Sein Bruder Mertein ging 1437 nach Chemnitz, wo er der Stammvater
der meisten sächsischen Lemmel und Lämmel wurde.
[Schabkunstblatt von G. Fenitzer, wohl nach einem nicht erhaltenen
Ölbild. Privatbesitz.]
Da der Nürnberger Handel vorwiegend nach Osten orientiert war,
und
da Böhmen durch die Hussitenunruhen für den Handel
versperrt
war, zogen die Nürnberger Kaufleute nun über Hof,
Plauen,
Zwickau, Chemnitz (also etwa entlang der heutigen Autobahn) Richtung
Breslau, Krakau und darüber hinaus. In Breslau hatte
zeitweilig
der kaiserliche Schatzmeister Mathias
Lemmel gelebt, und in Krakau
lebte nun dessen Sohn, Sigismund
Lemmel, als Geistlicher und als
Komponist.
So lag es im Zuge der Zeit, dass die Familie Lemmel sich in
Chemnitz an der wichtigen Ost-West-Handelsstraße
niederließ.
5. Die Chemnitzer Lemmel:
Fernhändler, Tuchmacher,
Bergbau-Unternehmer
Aus den Chemnitzer Lemmel-Urkunden des 15. Jahrhunderts (9,10)
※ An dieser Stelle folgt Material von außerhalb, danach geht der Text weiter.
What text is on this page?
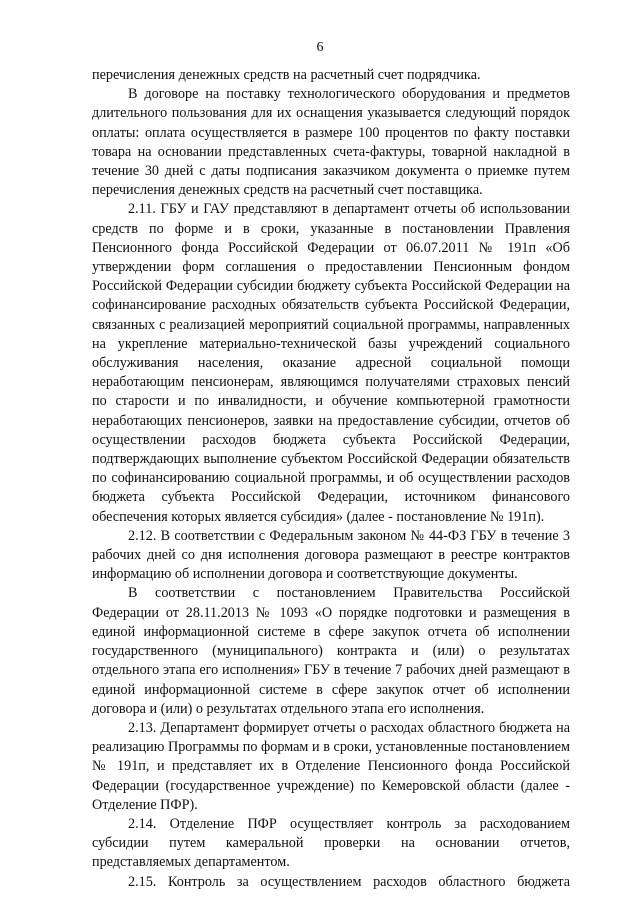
6

перечисления денежных средств на расчетный счет подрядчика.

В договоре на поставку технологического оборудования и предметов длительного пользования для их оснащения указывается следующий порядок оплаты: оплата осуществляется в размере 100 процентов по факту поставки товара на основании представленных счета-фактуры, товарной накладной в течение 30 дней с даты подписания заказчиком документа о приемке путем перечисления денежных средств на расчетный счет поставщика.

2.11. ГБУ и ГАУ представляют в департамент отчеты об использовании средств по форме и в сроки, указанные в постановлении Правления Пенсионного фонда Российской Федерации от 06.07.2011 № 191п «Об утверждении форм соглашения о предоставлении Пенсионным фондом Российской Федерации субсидии бюджету субъекта Российской Федерации на софинансирование расходных обязательств субъекта Российской Федерации, связанных с реализацией мероприятий социальной программы, направленных на укрепление материально-технической базы учреждений социального обслуживания населения, оказание адресной социальной помощи неработающим пенсионерам, являющимся получателями страховых пенсий по старости и по инвалидности, и обучение компьютерной грамотности неработающих пенсионеров, заявки на предоставление субсидии, отчетов об осуществлении расходов бюджета субъекта Российской Федерации, подтверждающих выполнение субъектом Российской Федерации обязательств по софинансированию социальной программы, и об осуществлении расходов бюджета субъекта Российской Федерации, источником финансового обеспечения которых является субсидия» (далее - постановление № 191п).

2.12. В соответствии с Федеральным законом № 44-ФЗ ГБУ в течение 3 рабочих дней со дня исполнения договора размещают в реестре контрактов информацию об исполнении договора и соответствующие документы.

В соответствии с постановлением Правительства Российской Федерации от 28.11.2013 № 1093 «О порядке подготовки и размещения в единой информационной системе в сфере закупок отчета об исполнении государственного (муниципального) контракта и (или) о результатах отдельного этапа его исполнения» ГБУ в течение 7 рабочих дней размещают в единой информационной системе в сфере закупок отчет об исполнении договора и (или) о результатах отдельного этапа его исполнения.

2.13. Департамент формирует отчеты о расходах областного бюджета на реализацию Программы по формам и в сроки, установленные постановлением № 191п, и представляет их в Отделение Пенсионного фонда Российской Федерации (государственное учреждение) по Кемеровской области (далее - Отделение ПФР).

2.14. Отделение ПФР осуществляет контроль за расходованием субсидии путем камеральной проверки на основании отчетов, представляемых департаментом.

2.15. Контроль за осуществлением расходов областного бюджета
lässt sich folgendes sagen:
1427 lässt sich Michael
Lemmel, der zuvor in Freiberg als
Strauchdieb aus Tetschen aufgefallen war, in Chemnitz nieder. Er kehrt
jedoch nach Nürnberg zurück, und sein
älterer Bruder
Martin
übernimmt die Stellung und wird 1437 Bürger in
Chemnitz.
Vermutlich ist er in erster Linie ein Weber und Tuchhändler.
Er
muss recht wohlhabend sein, denn seine beiden Söhne kann er
auf
die Universität schicken. Der ältere, Martin, studiert
1431
in Wien und übernimmt dann das väterliche
Geschäft in
Chemnitz. Der andere, Michael,
studiert in Leipzig und Erfurt; er wird
Geistlicher und Jurist. Zwischen 1460 und 1480 sind drei Urkunden
erhalten, wonach er als kaiserlich approbierter Notar Streitigkeiten
der Klöster Chemnitz und Naumburg schlichtet.
Der jüngere Merten
Lemmel wohnt 1476 in der "Webergasse", die
sicher nicht nur so hieß sondern auch von Webern bewohnt
wurde.
Und seine Witwe besaß später (1495) ein Haus am
Salzmarkt,
das zuvor (1466) einem Viermeister der Tuchmacherzunft, Peter
Hösel, gehört hatte (6). Wie Helmut
Bräuer (11) zeigte,
zählten die Weber und Tuchmacher zu den angesehensten
Chemnitzer
Zünften. Aber die Lemmel gehörten nicht zu den
Familien, die
im Chemnitzer Rat saßen. Das waren die reichen Tuch- und
Metallhändler Schütz,
Neefe, Arnold, Thiel und einige andere.
Aber am Chemnitzer Salzmarkt und vor dem Niklastor, wo am Chemnitzfluss
Mühlen und Produktionsstätten lagen, waren die Lemmel
Nachbarn der Schütz, Neefe und Thiel. Vermutlich waren sie mit
diesen Familien auch verschwägert, aber die
spärlichen
Urkunden dieser Zeit berichten nichts über die Lemmel-Frauen
und
Lemmel-Töchter.
Um 1500 leben die schon zuvor erwähnten Brüder Hans und Paul
Lemmel in Chemnitz, von denen der eine vier, der andere
sechs
Söhne hat.
Paul ist vermutlich wieder ein Leinenweber. Er dürfte die
Tochter
seines Flachslieferanten aus Neukirchen geheiratet haben, denn alle 6
Söhne leben fortan auf dem Lande, in Neukirchen, Markersdorf
und
Adorf, wie man es in dem eingangs erwähnten Neukirchener
Gerichtsbuch dokumentiert findet.
Hans hingegen ging ins Erzgebirge, wo der Bergbau durch neue Funde und
verbesserte Techniken wieder attraktiv wurde. Seine Söhne sind
Bergbau-Unternehmer in den Bergstädten Schneeberg, Platten,
Annaberg, Geyer, Thum und Marienberg.
Hier haben wir wieder genau die Struktur eines Familien-Unternehmens,
wie wir es 100 Jahre früher von den Nürnberger und
Bamberger
Lemlein kennen gelernt hatten. Ähnlich hatten die Fugger und
Welser angefangen. Einer, Paul Lemmel, produziert Leinen und handelt
damit; sein Bruder Hans betätigt sich im Bergbau, der Onkel
Michael, Geistlicher und Jurist in Chemnitz, vermittelt das juristische
Rüstzeug und die Beziehungen zur Obrigkeit.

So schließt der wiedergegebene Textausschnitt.